No Atheists in Foxholes, No Libertarians in Financial Crises:

This is the line that Paul Krugman uttered the other night to some great yucks from the Bill Maher crowd.

Not really an original thought for Krugman — see Jeff Frankel’s remarks from last July.

Krugman in typical fashion communicates his point in a smug fashion and implies that only someone completely bonkers would maintain a libertarian stance.  But the reason we are in this mess to begin with is because we weren’t bonkers enough to pursue libertarian economic policies.  Instead, statist intervention in financial markets has been pursued for decades.  Government policies that privatized profits, but socialized losses; easy credit monetary policy; regulations which favored some groups at the expense of others, etc. all created our current mess.  NOT free markets, and only free markets will permit the adjustments to economic realities that are required to get the market economy back on-track.

I don’t know about atheists in foxholes, but I do know that only economic libertarianism can get us out of the mess of political capitalism we are currently in.  To argue otherwise, as Krugman and his crowd do, not only belies a fundamental lack of economic understanding, but an innocence of public choice.

Not Buying It – The Current

What’s clear is that a bunch of financial institutions have made mistakes and lost money. What’s unclear is why anyone (other than the owners and managers) should care. People make mistakes and lose money all the time. Restaurants fail, grocery stores fail, gas stations fail. People pick the wrong stocks, they buy the wrong cars, and they marry the wrong spouses without turning to the Treasury for bailouts.

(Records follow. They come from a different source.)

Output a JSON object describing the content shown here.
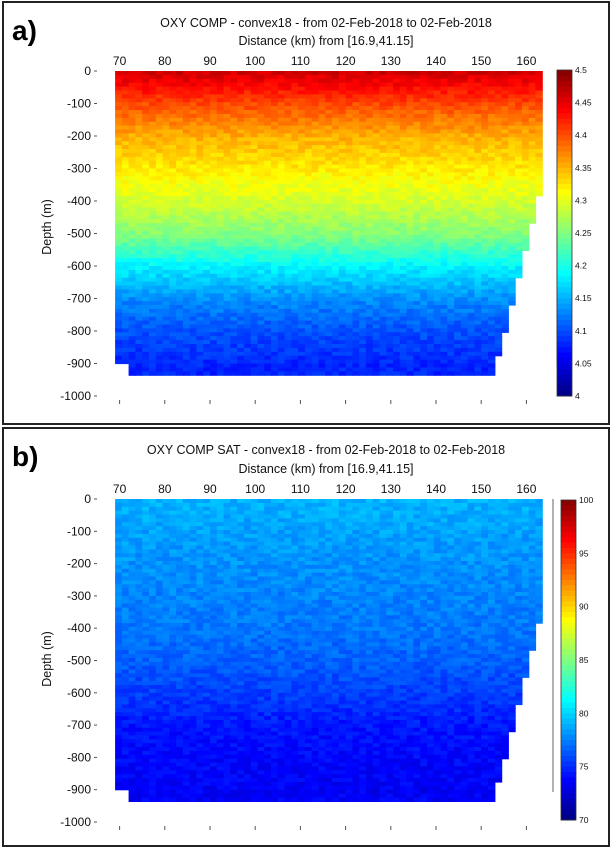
{
  "chart_data": [
    {
      "type": "heatmap",
      "panel_label": "a)",
      "title": "OXY COMP - convex18 - from 02-Feb-2018 to 02-Feb-2018",
      "xlabel": "Distance (km) from [16.9,41.15]",
      "ylabel": "Depth (m)",
      "xlim": [
        65,
        165
      ],
      "ylim": [
        -1000,
        0
      ],
      "x_ticks": [
        "70",
        "80",
        "90",
        "100",
        "110",
        "120",
        "130",
        "140",
        "150",
        "160"
      ],
      "y_ticks": [
        "0",
        "-100",
        "-200",
        "-300",
        "-400",
        "-500",
        "-600",
        "-700",
        "-800",
        "-900",
        "-1000"
      ],
      "colorbar": {
        "min": 4,
        "max": 4.5,
        "ticks": [
          "4.5",
          "4.45",
          "4.4",
          "4.35",
          "4.3",
          "4.25",
          "4.2",
          "4.15",
          "4.1",
          "4.05",
          "4"
        ]
      },
      "colormap": "jet",
      "depth_profile": {
        "depth": [
          0,
          -100,
          -200,
          -300,
          -400,
          -500,
          -600,
          -700,
          -800,
          -900
        ],
        "value": [
          4.46,
          4.4,
          4.35,
          4.32,
          4.29,
          4.25,
          4.18,
          4.13,
          4.1,
          4.08
        ]
      },
      "data_extent": {
        "x_start": 69,
        "x_end": 163,
        "max_depth": -930
      }
    },
    {
      "type": "heatmap",
      "panel_label": "b)",
      "title": "OXY COMP SAT - convex18 - from 02-Feb-2018 to 02-Feb-2018",
      "xlabel": "Distance (km) from [16.9,41.15]",
      "ylabel": "Depth (m)",
      "xlim": [
        65,
        165
      ],
      "ylim": [
        -1000,
        0
      ],
      "x_ticks": [
        "70",
        "80",
        "90",
        "100",
        "110",
        "120",
        "130",
        "140",
        "150",
        "160"
      ],
      "y_ticks": [
        "0",
        "-100",
        "-200",
        "-300",
        "-400",
        "-500",
        "-600",
        "-700",
        "-800",
        "-900",
        "-1000"
      ],
      "colorbar": {
        "min": 70,
        "max": 100,
        "ticks": [
          "100",
          "95",
          "90",
          "85",
          "80",
          "75",
          "70"
        ]
      },
      "colormap": "jet",
      "depth_profile": {
        "depth": [
          0,
          -100,
          -200,
          -300,
          -400,
          -500,
          -600,
          -700,
          -800,
          -900
        ],
        "value": [
          79,
          78.5,
          78,
          77.6,
          77.2,
          76.5,
          75.5,
          74.3,
          73.8,
          73.5
        ]
      },
      "data_extent": {
        "x_start": 69,
        "x_end": 163,
        "max_depth": -930
      }
    }
  ]
}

Fannie Mae Eases Credit To Aid Mortgage Lending – New York Times:

Fannie Mae, the nation’s biggest underwriter of home mortgages, has been under increasing pressure from the Clinton Administration to expand mortgage loans among low and moderate income people and felt pressure from stock holders to maintain its phenomenal growth in profits.
[…]
Fannie Mae is taking on significantly more risk, which may not pose any difficulties during flush economic times. But the government-subsidized corporation may run into trouble in an economic downturn, prompting a government rescue similar to that of the savings and loan industry in the 1980’s.

hat tip Cafe Hayek

Capitalists, Capitalism, and the Siren’s Song of Stability:

The desire for stability and predictability has been the calling card of dirigisme regimes since the dawn of capitalism, whether they called themselves “socialist”, “fascist”, or just plain “interventionist.” It is but a thinly disguised power grab by those who own the means of production, and who will profit at our expense, rather than profiting by serving us better. “Stability” is a siren song that we must do our best to ignore, lest we enable them make an even bigger mess than they already have.